Il nuovo paradigma filosofico esistenziale che abbiamo chiamato Illumanesimo non è, non vuole e non potrà mai essere qualcosa di teorico, di staccato dalla realtà concreta della vita dei singoli individui. Per questo la sua realizzazione sarà possibile solo grazie agli uomini che per questo si impegneranno, si batteranno, ma soprattutto che inizieranno a viverlo.

Nell’Illumanesimo non c’è niente di “speranzoso”. La speranza non può essere alla base di questo movimento, ma solo gli uomini, con la loro condotta di vita, devono e possono essere la sua piattaforma.
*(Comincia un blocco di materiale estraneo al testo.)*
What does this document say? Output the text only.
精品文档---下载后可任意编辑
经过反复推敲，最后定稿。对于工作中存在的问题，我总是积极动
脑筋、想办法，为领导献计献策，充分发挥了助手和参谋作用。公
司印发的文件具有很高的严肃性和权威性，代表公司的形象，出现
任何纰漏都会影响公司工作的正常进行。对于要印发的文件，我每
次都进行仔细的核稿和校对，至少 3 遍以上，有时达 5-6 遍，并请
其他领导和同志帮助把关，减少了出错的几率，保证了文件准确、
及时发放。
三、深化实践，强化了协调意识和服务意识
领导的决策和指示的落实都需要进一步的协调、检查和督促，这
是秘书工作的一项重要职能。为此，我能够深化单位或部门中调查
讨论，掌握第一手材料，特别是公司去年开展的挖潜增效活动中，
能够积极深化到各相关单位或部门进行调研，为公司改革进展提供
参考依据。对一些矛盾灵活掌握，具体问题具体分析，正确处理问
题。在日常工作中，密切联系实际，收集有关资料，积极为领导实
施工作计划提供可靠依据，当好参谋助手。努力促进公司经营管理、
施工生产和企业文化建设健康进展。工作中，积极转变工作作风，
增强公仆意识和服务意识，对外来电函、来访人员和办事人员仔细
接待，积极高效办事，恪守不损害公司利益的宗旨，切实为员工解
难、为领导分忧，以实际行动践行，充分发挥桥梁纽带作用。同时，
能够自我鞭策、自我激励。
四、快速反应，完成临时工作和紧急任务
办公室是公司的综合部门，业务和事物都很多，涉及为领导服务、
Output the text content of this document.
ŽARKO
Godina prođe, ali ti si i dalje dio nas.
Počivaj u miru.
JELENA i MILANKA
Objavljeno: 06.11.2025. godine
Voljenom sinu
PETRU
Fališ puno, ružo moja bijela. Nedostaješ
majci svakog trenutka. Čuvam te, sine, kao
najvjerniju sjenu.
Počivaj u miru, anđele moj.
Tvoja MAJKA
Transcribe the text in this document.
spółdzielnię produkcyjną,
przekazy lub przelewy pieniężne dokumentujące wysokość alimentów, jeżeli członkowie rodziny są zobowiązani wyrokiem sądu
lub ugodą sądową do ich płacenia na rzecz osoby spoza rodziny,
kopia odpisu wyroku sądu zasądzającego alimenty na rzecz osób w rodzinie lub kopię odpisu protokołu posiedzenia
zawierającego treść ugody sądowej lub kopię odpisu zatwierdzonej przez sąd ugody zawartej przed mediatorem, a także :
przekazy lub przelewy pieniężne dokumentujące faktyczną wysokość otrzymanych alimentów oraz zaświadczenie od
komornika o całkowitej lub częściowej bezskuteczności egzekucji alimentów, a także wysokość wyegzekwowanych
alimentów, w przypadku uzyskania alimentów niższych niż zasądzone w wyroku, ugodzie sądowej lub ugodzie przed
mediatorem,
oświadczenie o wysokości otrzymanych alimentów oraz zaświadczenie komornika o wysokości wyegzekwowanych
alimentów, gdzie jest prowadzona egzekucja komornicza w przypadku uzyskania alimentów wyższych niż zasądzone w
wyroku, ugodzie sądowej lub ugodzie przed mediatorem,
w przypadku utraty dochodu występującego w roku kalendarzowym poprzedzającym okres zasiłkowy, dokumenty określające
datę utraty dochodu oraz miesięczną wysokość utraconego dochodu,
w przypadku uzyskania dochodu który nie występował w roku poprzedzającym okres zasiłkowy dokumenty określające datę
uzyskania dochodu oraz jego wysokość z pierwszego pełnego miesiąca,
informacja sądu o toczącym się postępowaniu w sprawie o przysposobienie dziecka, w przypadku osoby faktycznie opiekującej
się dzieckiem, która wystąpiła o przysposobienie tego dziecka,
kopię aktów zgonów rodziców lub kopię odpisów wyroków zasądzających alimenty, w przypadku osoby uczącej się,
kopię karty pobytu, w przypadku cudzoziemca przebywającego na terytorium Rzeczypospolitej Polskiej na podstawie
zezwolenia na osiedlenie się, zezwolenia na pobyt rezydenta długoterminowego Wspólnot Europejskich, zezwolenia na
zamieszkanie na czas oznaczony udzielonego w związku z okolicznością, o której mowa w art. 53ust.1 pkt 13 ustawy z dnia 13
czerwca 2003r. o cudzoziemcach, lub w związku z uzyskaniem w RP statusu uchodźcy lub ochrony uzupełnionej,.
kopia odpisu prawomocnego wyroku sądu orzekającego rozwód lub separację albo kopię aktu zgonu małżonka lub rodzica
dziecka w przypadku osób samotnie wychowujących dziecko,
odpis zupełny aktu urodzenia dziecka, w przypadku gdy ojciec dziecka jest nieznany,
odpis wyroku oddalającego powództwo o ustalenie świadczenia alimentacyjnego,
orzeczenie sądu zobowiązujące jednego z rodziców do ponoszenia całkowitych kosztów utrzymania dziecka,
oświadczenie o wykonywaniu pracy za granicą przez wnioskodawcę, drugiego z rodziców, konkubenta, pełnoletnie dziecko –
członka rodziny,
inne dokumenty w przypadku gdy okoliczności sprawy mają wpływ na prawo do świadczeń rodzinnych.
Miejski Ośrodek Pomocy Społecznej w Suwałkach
I singoli, le necessità individuali che iniziano a diventare vita vissuta possono consentirne l’avvento.

Ognuno, nel proprio piccolo, ha quindi la possibilità di contribuire alla crescita di questo “progetto”. Progetto che non deve quindi essere visto e idealizzato come una speranza ma che può essere solo e semplicemente vissuto, o almeno proposto per le nuove generazioni.

Questo però non toglie che qualcuno in grado di costruirgli attorno un alone di speranza da utilizzare come modello di riferimento possa essere utile. Anzi, probabilmente questo passaggio sarà inevitabile, e ad oggi, coscienti della lentezza con cui si muovono di solito i cambiamenti sociali, anche auspicabile.

A questo scopo la migliore delle speranze, forse la più utile, non è quella che l’Illumanesimo diventi di per se una speranza, ma che trovi, prima o poi, un proprio Sankara. Un uomo (o più uomini) in grado di dare voce a chi voce fa sempre difficoltà ad averla ed a prendersela. Un uomo che sappia essere però anche molto concreto, con la capacità di ricondurre i principi di fondo dell’Illumanesimo al concreto della vita vissuta, che sappia proporre un accostamento concreto di questa prospettiva filosofica con il concreto dell’organizzazione sociale, e che sia in grado di contrastarne le naturali e inevitabili resistenze (possibilmente senza dover fare la fine del nostro eroe degli ultimi).